A common cost, also known as a joint cost or shared cost, is an expense that is incurred by multiple products, services, or business units within an organization. These costs are generally associated with the production or operation of a shared resource, process, or facility that benefits multiple products or units simultaneously. Common costs are typically fixed costs, meaning they do not vary with the level of output or activity of individual products or units.
Allocating common costs among the products, services, or business units that benefit from them can be challenging, as it may not be straightforward to determine the proportion of the cost that should be attributed to each one. Various cost allocation methods can be used to distribute common costs, such as direct labor hours, machine hours, or units produced, depending on the nature of the cost and the business.
Examples of common costs include:
- Factory overhead: In a manufacturing facility that produces multiple products, costs such as utilities, maintenance, and depreciation of shared equipment are common costs, as they benefit all the products produced in the facility.
- Shared services: In a company with multiple business units, the costs of shared services, such as human resources, IT, or legal services, are common costs, as they support the operations of all the units.
- Joint production processes: In industries where multiple products are produced simultaneously from a single process or resource, the costs associated with that process are common costs. For example, in the petroleum industry, the costs of extracting and refining crude oil are common costs, as they result in the production of various products, such as gasoline, diesel, and jet fuel.
Understanding and managing common costs is important for businesses, as it helps them allocate resources more effectively, make informed decisions about product pricing and profitability, and evaluate the performance of different business units or product lines.
Example of a Common Cost
Let’s consider a hypothetical example to illustrate the concept of common costs in a manufacturing company.

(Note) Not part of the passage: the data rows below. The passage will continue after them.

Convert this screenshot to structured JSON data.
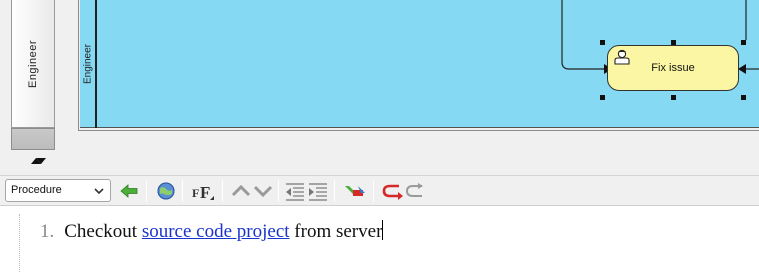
{
  "diagram": {
    "lane_header_label": "Engineer",
    "lane_label": "Engineer",
    "task": {
      "label": "Fix issue",
      "icon": "user-task-icon"
    }
  },
  "toolbar": {
    "mode_select": {
      "value": "Procedure"
    },
    "buttons": [
      {
        "name": "back-arrow-icon"
      },
      {
        "name": "globe-link-icon"
      },
      {
        "name": "format-font-icon"
      },
      {
        "name": "move-up-icon"
      },
      {
        "name": "move-down-icon"
      },
      {
        "name": "outdent-icon"
      },
      {
        "name": "indent-icon"
      },
      {
        "name": "remove-step-icon"
      },
      {
        "name": "undo-icon"
      },
      {
        "name": "redo-icon"
      }
    ]
  },
  "editor": {
    "steps": [
      {
        "number": "1.",
        "before": "Checkout ",
        "link": "source code project",
        "after": " from server"
      }
    ]
  },
  "colors": {
    "lane": "#86d9f2",
    "task_fill": "#fbf6a3",
    "link": "#1a33cc",
    "arrow_green": "#2e9a2e",
    "arrow_red": "#d42a2a"
  }
}
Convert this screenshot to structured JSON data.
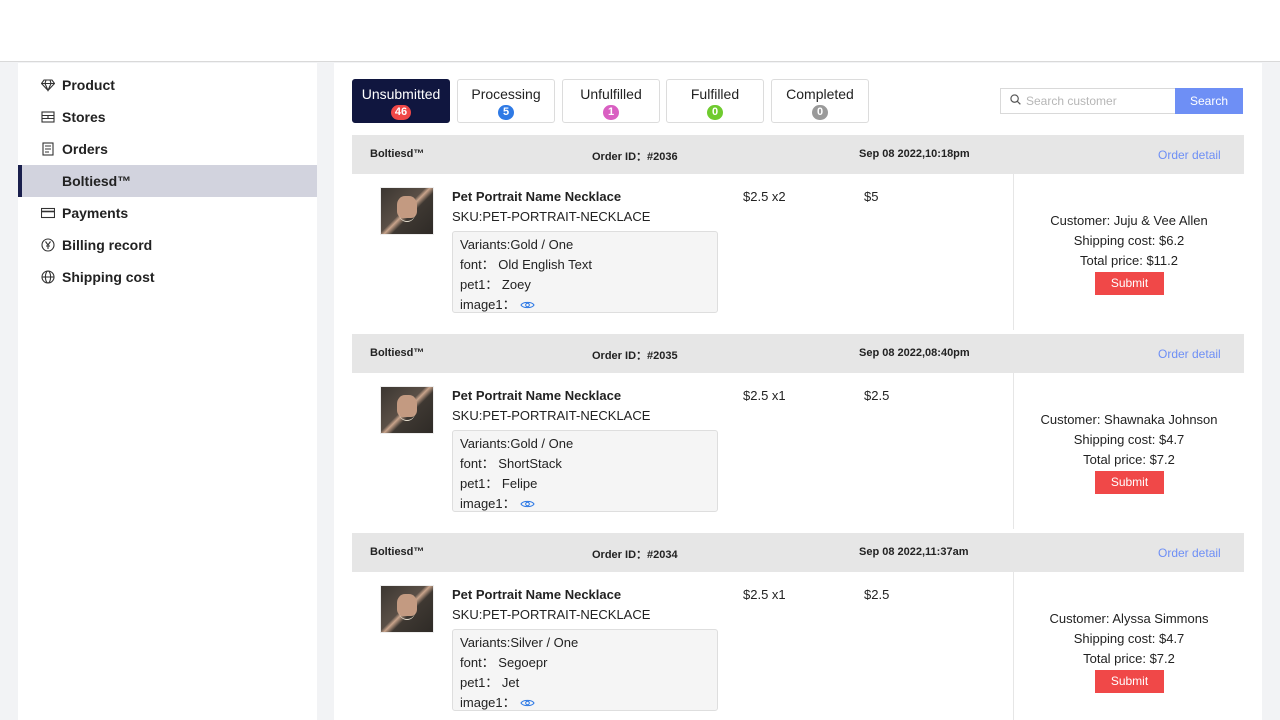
{
  "sidebar": {
    "items": [
      {
        "label": "Product",
        "icon": "diamond-icon"
      },
      {
        "label": "Stores",
        "icon": "store-icon"
      },
      {
        "label": "Orders",
        "icon": "orders-icon"
      },
      {
        "label": "Boltiesd™",
        "icon": ""
      },
      {
        "label": "Payments",
        "icon": "card-icon"
      },
      {
        "label": "Billing record",
        "icon": "yen-icon"
      },
      {
        "label": "Shipping cost",
        "icon": "globe-icon"
      }
    ]
  },
  "tabs": [
    {
      "label": "Unsubmitted",
      "count": "46",
      "color": "#f04848"
    },
    {
      "label": "Processing",
      "count": "5",
      "color": "#2f7ae5"
    },
    {
      "label": "Unfulfilled",
      "count": "1",
      "color": "#d95fc2"
    },
    {
      "label": "Fulfilled",
      "count": "0",
      "color": "#6fcb2f"
    },
    {
      "label": "Completed",
      "count": "0",
      "color": "#9a9a9a"
    }
  ],
  "search": {
    "placeholder": "Search customer",
    "value": "",
    "button": "Search"
  },
  "orders": [
    {
      "store": "Boltiesd™",
      "order_id": "Order ID：#2036",
      "date": "Sep 08 2022,10:18pm",
      "detail_link": "Order detail",
      "product": "Pet Portrait Name Necklace",
      "sku": "SKU:PET-PORTRAIT-NECKLACE",
      "variant": "Variants:Gold / One",
      "font": "font：  Old English Text",
      "pet": "pet1：  Zoey",
      "image": "image1：",
      "price": "$2.5  x2",
      "line_total": "$5",
      "customer": "Customer: Juju & Vee Allen",
      "shipping": "Shipping cost: $6.2",
      "total": "Total price: $11.2",
      "submit": "Submit"
    },
    {
      "store": "Boltiesd™",
      "order_id": "Order ID：#2035",
      "date": "Sep 08 2022,08:40pm",
      "detail_link": "Order detail",
      "product": "Pet Portrait Name Necklace",
      "sku": "SKU:PET-PORTRAIT-NECKLACE",
      "variant": "Variants:Gold / One",
      "font": "font：  ShortStack",
      "pet": "pet1：  Felipe",
      "image": "image1：",
      "price": "$2.5  x1",
      "line_total": "$2.5",
      "customer": "Customer: Shawnaka Johnson",
      "shipping": "Shipping cost: $4.7",
      "total": "Total price: $7.2",
      "submit": "Submit"
    },
    {
      "store": "Boltiesd™",
      "order_id": "Order ID：#2034",
      "date": "Sep 08 2022,11:37am",
      "detail_link": "Order detail",
      "product": "Pet Portrait Name Necklace",
      "sku": "SKU:PET-PORTRAIT-NECKLACE",
      "variant": "Variants:Silver / One",
      "font": "font：  Segoepr",
      "pet": "pet1：  Jet",
      "image": "image1：",
      "price": "$2.5  x1",
      "line_total": "$2.5",
      "customer": "Customer: Alyssa Simmons",
      "shipping": "Shipping cost: $4.7",
      "total": "Total price: $7.2",
      "submit": "Submit"
    }
  ]
}
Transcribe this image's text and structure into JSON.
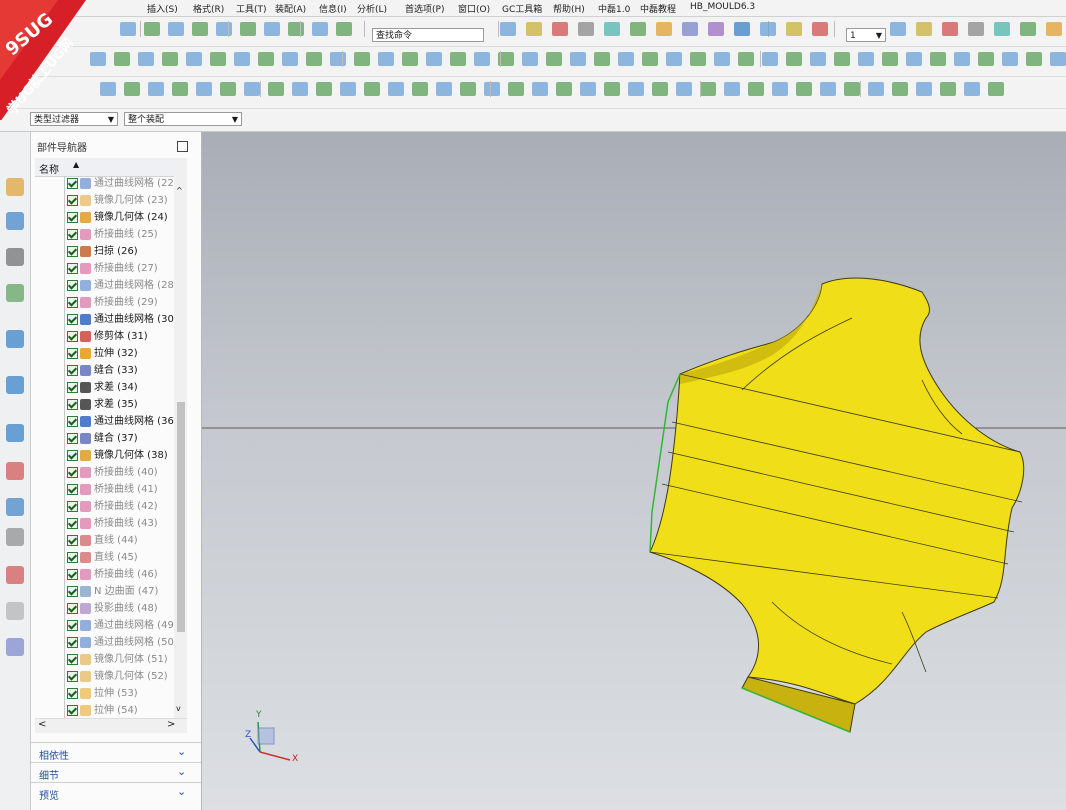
{
  "menubar": [
    "插入(S)",
    "格式(R)",
    "工具(T)",
    "装配(A)",
    "信息(I)",
    "分析(L)",
    "首选项(P)",
    "窗口(O)",
    "GC工具箱",
    "帮助(H)",
    "中磊1.0",
    "中磊教程",
    "HB_MOULD6.3"
  ],
  "toolbar": {
    "search_placeholder": "查找命令",
    "layer_value": "1"
  },
  "selection": {
    "filter_label": "类型过滤器",
    "scope_label": "整个装配"
  },
  "watermark": {
    "line1": "9SUG",
    "line2": "学UG就上UG网"
  },
  "navigator": {
    "title": "部件导航器",
    "column_name": "名称",
    "items": [
      {
        "label": "通过曲线网格 (22",
        "dim": true,
        "kind": "mesh"
      },
      {
        "label": "镜像几何体 (23)",
        "dim": true,
        "kind": "mirror"
      },
      {
        "label": "镜像几何体 (24)",
        "dim": false,
        "kind": "mirror"
      },
      {
        "label": "桥接曲线 (25)",
        "dim": true,
        "kind": "bridge"
      },
      {
        "label": "扫掠 (26)",
        "dim": false,
        "kind": "sweep"
      },
      {
        "label": "桥接曲线 (27)",
        "dim": true,
        "kind": "bridge"
      },
      {
        "label": "通过曲线网格 (28",
        "dim": true,
        "kind": "mesh"
      },
      {
        "label": "桥接曲线 (29)",
        "dim": true,
        "kind": "bridge"
      },
      {
        "label": "通过曲线网格 (30",
        "dim": false,
        "kind": "mesh"
      },
      {
        "label": "修剪体 (31)",
        "dim": false,
        "kind": "trim"
      },
      {
        "label": "拉伸 (32)",
        "dim": false,
        "kind": "extrude"
      },
      {
        "label": "缝合 (33)",
        "dim": false,
        "kind": "sew"
      },
      {
        "label": "求差 (34)",
        "dim": false,
        "kind": "subtract"
      },
      {
        "label": "求差 (35)",
        "dim": false,
        "kind": "subtract"
      },
      {
        "label": "通过曲线网格 (36",
        "dim": false,
        "kind": "mesh"
      },
      {
        "label": "缝合 (37)",
        "dim": false,
        "kind": "sew"
      },
      {
        "label": "镜像几何体 (38)",
        "dim": false,
        "kind": "mirror"
      },
      {
        "label": "桥接曲线 (40)",
        "dim": true,
        "kind": "bridge"
      },
      {
        "label": "桥接曲线 (41)",
        "dim": true,
        "kind": "bridge"
      },
      {
        "label": "桥接曲线 (42)",
        "dim": true,
        "kind": "bridge"
      },
      {
        "label": "桥接曲线 (43)",
        "dim": true,
        "kind": "bridge"
      },
      {
        "label": "直线 (44)",
        "dim": true,
        "kind": "line"
      },
      {
        "label": "直线 (45)",
        "dim": true,
        "kind": "line"
      },
      {
        "label": "桥接曲线 (46)",
        "dim": true,
        "kind": "bridge"
      },
      {
        "label": "N 边曲面 (47)",
        "dim": true,
        "kind": "nside"
      },
      {
        "label": "投影曲线 (48)",
        "dim": true,
        "kind": "project"
      },
      {
        "label": "通过曲线网格 (49",
        "dim": true,
        "kind": "mesh"
      },
      {
        "label": "通过曲线网格 (50",
        "dim": true,
        "kind": "mesh"
      },
      {
        "label": "镜像几何体 (51)",
        "dim": true,
        "kind": "mirror"
      },
      {
        "label": "镜像几何体 (52)",
        "dim": true,
        "kind": "mirror"
      },
      {
        "label": "拉伸 (53)",
        "dim": true,
        "kind": "extrude"
      },
      {
        "label": "拉伸 (54)",
        "dim": true,
        "kind": "extrude"
      }
    ],
    "panels": [
      "相依性",
      "细节",
      "预览"
    ]
  },
  "triad": {
    "x": "X",
    "y": "Y",
    "z": "Z"
  },
  "colors": {
    "model": "#f2e21c",
    "model_edge": "#3a3a1a",
    "selected_edge": "#35b535"
  }
}
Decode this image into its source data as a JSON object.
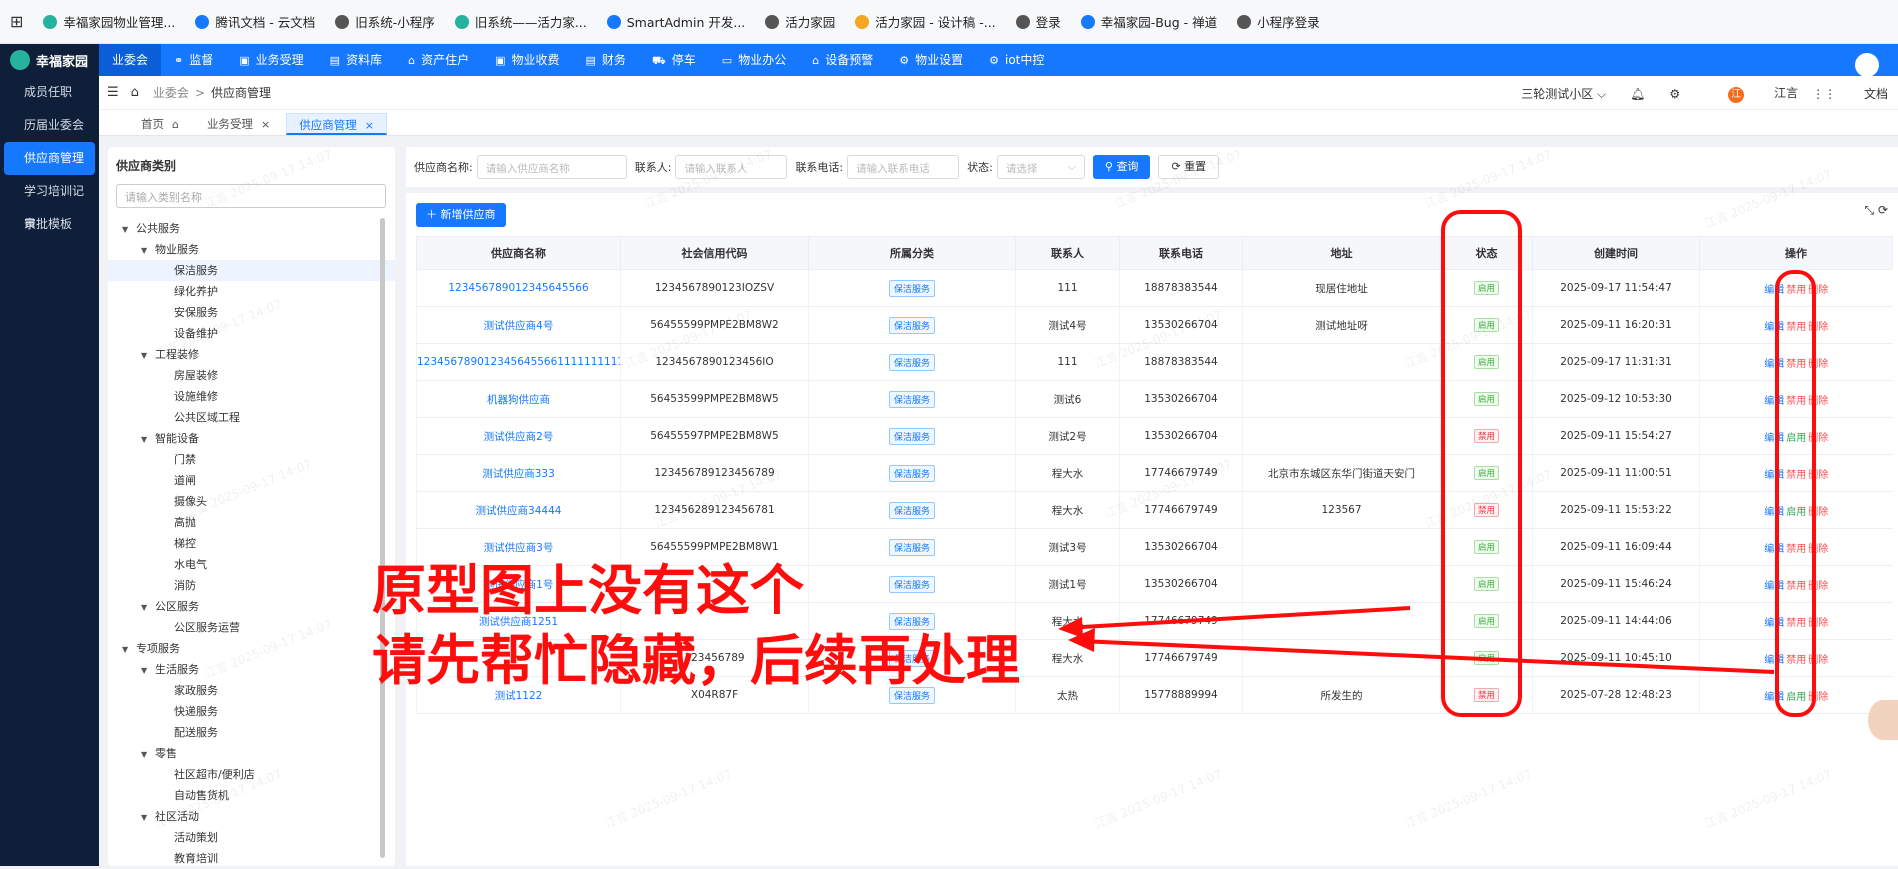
{
  "bookmarks": [
    {
      "label": "幸福家园物业管理...",
      "color": "#25b39e"
    },
    {
      "label": "腾讯文档 - 云文档",
      "color": "#1677ff"
    },
    {
      "label": "旧系统-小程序",
      "color": "#555555"
    },
    {
      "label": "旧系统——活力家...",
      "color": "#25b39e"
    },
    {
      "label": "SmartAdmin 开发...",
      "color": "#1677ff"
    },
    {
      "label": "活力家园",
      "color": "#555555"
    },
    {
      "label": "活力家园 - 设计稿 -...",
      "color": "#f5a623"
    },
    {
      "label": "登录",
      "color": "#555555"
    },
    {
      "label": "幸福家园-Bug - 禅道",
      "color": "#1677ff"
    },
    {
      "label": "小程序登录",
      "color": "#555555"
    }
  ],
  "app": {
    "brand": "幸福家园"
  },
  "sidebar": {
    "items": [
      {
        "label": "成员任职",
        "active": false
      },
      {
        "label": "历届业委会",
        "active": false
      },
      {
        "label": "供应商管理",
        "active": true
      },
      {
        "label": "学习培训记录",
        "active": false
      },
      {
        "label": "审批模板",
        "active": false
      }
    ]
  },
  "topnav": [
    {
      "label": "业委会",
      "icon": "",
      "active": true
    },
    {
      "label": "监督",
      "icon": "⚭",
      "active": false
    },
    {
      "label": "业务受理",
      "icon": "▣",
      "active": false
    },
    {
      "label": "资料库",
      "icon": "▤",
      "active": false
    },
    {
      "label": "资产住户",
      "icon": "⌂",
      "active": false
    },
    {
      "label": "物业收费",
      "icon": "▣",
      "active": false
    },
    {
      "label": "财务",
      "icon": "▤",
      "active": false
    },
    {
      "label": "停车",
      "icon": "⛟",
      "active": false
    },
    {
      "label": "物业办公",
      "icon": "▭",
      "active": false
    },
    {
      "label": "设备预警",
      "icon": "⌂",
      "active": false
    },
    {
      "label": "物业设置",
      "icon": "⚙",
      "active": false
    },
    {
      "label": "iot中控",
      "icon": "⚙",
      "active": false
    }
  ],
  "breadcrumb": {
    "home_icon": "⌂",
    "parent": "业委会",
    "sep": ">",
    "current": "供应商管理"
  },
  "header_right": {
    "community": "三轮测试小区",
    "user_initial": "江",
    "user": "江言",
    "doc": "文档"
  },
  "tabs": [
    {
      "label": "首页",
      "active": false
    },
    {
      "label": "业务受理",
      "active": false
    },
    {
      "label": "供应商管理",
      "active": true
    }
  ],
  "category": {
    "title": "供应商类别",
    "search_placeholder": "请输入类别名称",
    "tree": [
      {
        "label": "公共服务",
        "level": 0,
        "arrow": true
      },
      {
        "label": "物业服务",
        "level": 1,
        "arrow": true
      },
      {
        "label": "保洁服务",
        "level": 2,
        "selected": true
      },
      {
        "label": "绿化养护",
        "level": 2
      },
      {
        "label": "安保服务",
        "level": 2
      },
      {
        "label": "设备维护",
        "level": 2
      },
      {
        "label": "工程装修",
        "level": 1,
        "arrow": true
      },
      {
        "label": "房屋装修",
        "level": 2
      },
      {
        "label": "设施维修",
        "level": 2
      },
      {
        "label": "公共区域工程",
        "level": 2
      },
      {
        "label": "智能设备",
        "level": 1,
        "arrow": true
      },
      {
        "label": "门禁",
        "level": 2
      },
      {
        "label": "道闸",
        "level": 2
      },
      {
        "label": "摄像头",
        "level": 2
      },
      {
        "label": "高抛",
        "level": 2
      },
      {
        "label": "梯控",
        "level": 2
      },
      {
        "label": "水电气",
        "level": 2
      },
      {
        "label": "消防",
        "level": 2
      },
      {
        "label": "公区服务",
        "level": 1,
        "arrow": true
      },
      {
        "label": "公区服务运营",
        "level": 2
      },
      {
        "label": "专项服务",
        "level": 0,
        "arrow": true
      },
      {
        "label": "生活服务",
        "level": 1,
        "arrow": true
      },
      {
        "label": "家政服务",
        "level": 2
      },
      {
        "label": "快递服务",
        "level": 2
      },
      {
        "label": "配送服务",
        "level": 2
      },
      {
        "label": "零售",
        "level": 1,
        "arrow": true
      },
      {
        "label": "社区超市/便利店",
        "level": 2
      },
      {
        "label": "自动售货机",
        "level": 2
      },
      {
        "label": "社区活动",
        "level": 1,
        "arrow": true
      },
      {
        "label": "活动策划",
        "level": 2
      },
      {
        "label": "教育培训",
        "level": 2
      }
    ]
  },
  "filters": {
    "name_label": "供应商名称:",
    "name_placeholder": "请输入供应商名称",
    "contact_label": "联系人:",
    "contact_placeholder": "请输入联系人",
    "phone_label": "联系电话:",
    "phone_placeholder": "请输入联系电话",
    "status_label": "状态:",
    "status_placeholder": "请选择",
    "search_btn": "查询",
    "reset_btn": "重置"
  },
  "add_button": "新增供应商",
  "table": {
    "columns": [
      "供应商名称",
      "社会信用代码",
      "所属分类",
      "联系人",
      "联系电话",
      "地址",
      "状态",
      "创建时间",
      "操作"
    ],
    "rows": [
      {
        "name": "1234567890123456455​66",
        "code": "1234567890123IOZSV",
        "cat": "保洁服务",
        "contact": "111",
        "phone": "18878383544",
        "addr": "现居住地址",
        "status": "启用",
        "on": true,
        "time": "2025-09-17 11:54:47"
      },
      {
        "name": "测试供应商4号",
        "code": "56455599PMPE2BM8W2",
        "cat": "保洁服务",
        "contact": "测试4号",
        "phone": "13530266704",
        "addr": "测试地址呀",
        "status": "启用",
        "on": true,
        "time": "2025-09-11 16:20:31"
      },
      {
        "name": "123456789012345645566111111111111",
        "code": "1234567890123456IO",
        "cat": "保洁服务",
        "contact": "111",
        "phone": "18878383544",
        "addr": "",
        "status": "启用",
        "on": true,
        "time": "2025-09-17 11:31:31"
      },
      {
        "name": "机器狗供应商",
        "code": "56453599PMPE2BM8W5",
        "cat": "保洁服务",
        "contact": "测试6",
        "phone": "13530266704",
        "addr": "",
        "status": "启用",
        "on": true,
        "time": "2025-09-12 10:53:30"
      },
      {
        "name": "测试供应商2号",
        "code": "56455597PMPE2BM8W5",
        "cat": "保洁服务",
        "contact": "测试2号",
        "phone": "13530266704",
        "addr": "",
        "status": "禁用",
        "on": false,
        "time": "2025-09-11 15:54:27"
      },
      {
        "name": "测试供应商333",
        "code": "123456789123456789",
        "cat": "保洁服务",
        "contact": "程大水",
        "phone": "17746679749",
        "addr": "北京市东城区东华门街道天安门",
        "status": "启用",
        "on": true,
        "time": "2025-09-11 11:00:51"
      },
      {
        "name": "测试供应商34444",
        "code": "123456289123456781",
        "cat": "保洁服务",
        "contact": "程大水",
        "phone": "17746679749",
        "addr": "123567",
        "status": "禁用",
        "on": false,
        "time": "2025-09-11 15:53:22"
      },
      {
        "name": "测试供应商3号",
        "code": "56455599PMPE2BM8W1",
        "cat": "保洁服务",
        "contact": "测试3号",
        "phone": "13530266704",
        "addr": "",
        "status": "启用",
        "on": true,
        "time": "2025-09-11 16:09:44"
      },
      {
        "name": "测试供应商1号",
        "code": "",
        "cat": "保洁服务",
        "contact": "测试1号",
        "phone": "13530266704",
        "addr": "",
        "status": "启用",
        "on": true,
        "time": "2025-09-11 15:46:24"
      },
      {
        "name": "测试供应商1251",
        "code": "",
        "cat": "保洁服务",
        "contact": "程大水",
        "phone": "17746679749",
        "addr": "",
        "status": "启用",
        "on": true,
        "time": "2025-09-11 14:44:06"
      },
      {
        "name": "",
        "code": "123456789",
        "cat": "保洁服务",
        "contact": "程大水",
        "phone": "17746679749",
        "addr": "",
        "status": "启用",
        "on": true,
        "time": "2025-09-11 10:45:10"
      },
      {
        "name": "测试1122",
        "code": "X04R87F",
        "cat": "保洁服务",
        "contact": "太热",
        "phone": "15778889994",
        "addr": "所发生的",
        "status": "禁用",
        "on": false,
        "time": "2025-07-28 12:48:23"
      }
    ],
    "ops": {
      "edit": "编辑",
      "disable": "禁用",
      "enable": "启用",
      "delete": "删除"
    }
  },
  "watermark": "江言 2025-09-17 14:07",
  "annotation": {
    "line1": "原型图上没有这个",
    "line2": "请先帮忙隐藏，后续再处理",
    "color": "#ff0d0d"
  }
}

Imagine that DEF Manufacturing produces two types of electronic devices: smartphones and tablets. Both products are produced in the same factory, using shared equipment, labor, and resources. Some of the costs associated with the production of smartphones and tablets are common costs, as they are incurred by both product lines. Here are a few examples:
- Factory overhead: The factory overhead costs, such as utilities (electricity, water, and gas), maintenance of the shared equipment, and depreciation of the machinery, are common costs, as they benefit both the smartphone and tablet production lines.
- Shared labor: The factory employs skilled technicians and assembly workers who work on both product lines. Their wages and benefits are common costs, as they contribute to the production of both smartphones and tablets.
- Quality control: The company has a quality control department that inspects and tests both smartphones and tablets to ensure they meet the required standards. The costs of the quality control department, including salaries, equipment, and materials, are common costs, as they apply to both product lines.
To allocate the common costs between the smartphone and tablet product lines, DEF Manufacturing may use various cost allocation methods, such as the number of units produced, direct labor hours, or machine hours. For example, if the company chooses to allocate common costs based on the number of units produced, and it produces 10,000 smartphones and 5,000 tablets in a given period, the common costs would be allocated in a 2:1 ratio.
This example demonstrates how common costs can arise in a business that produces multiple products or services using shared resources or processes. Properly allocating and managing common costs is important for making informed decisions about product pricing, resource allocation, and evaluating the performance of different business units or product lines.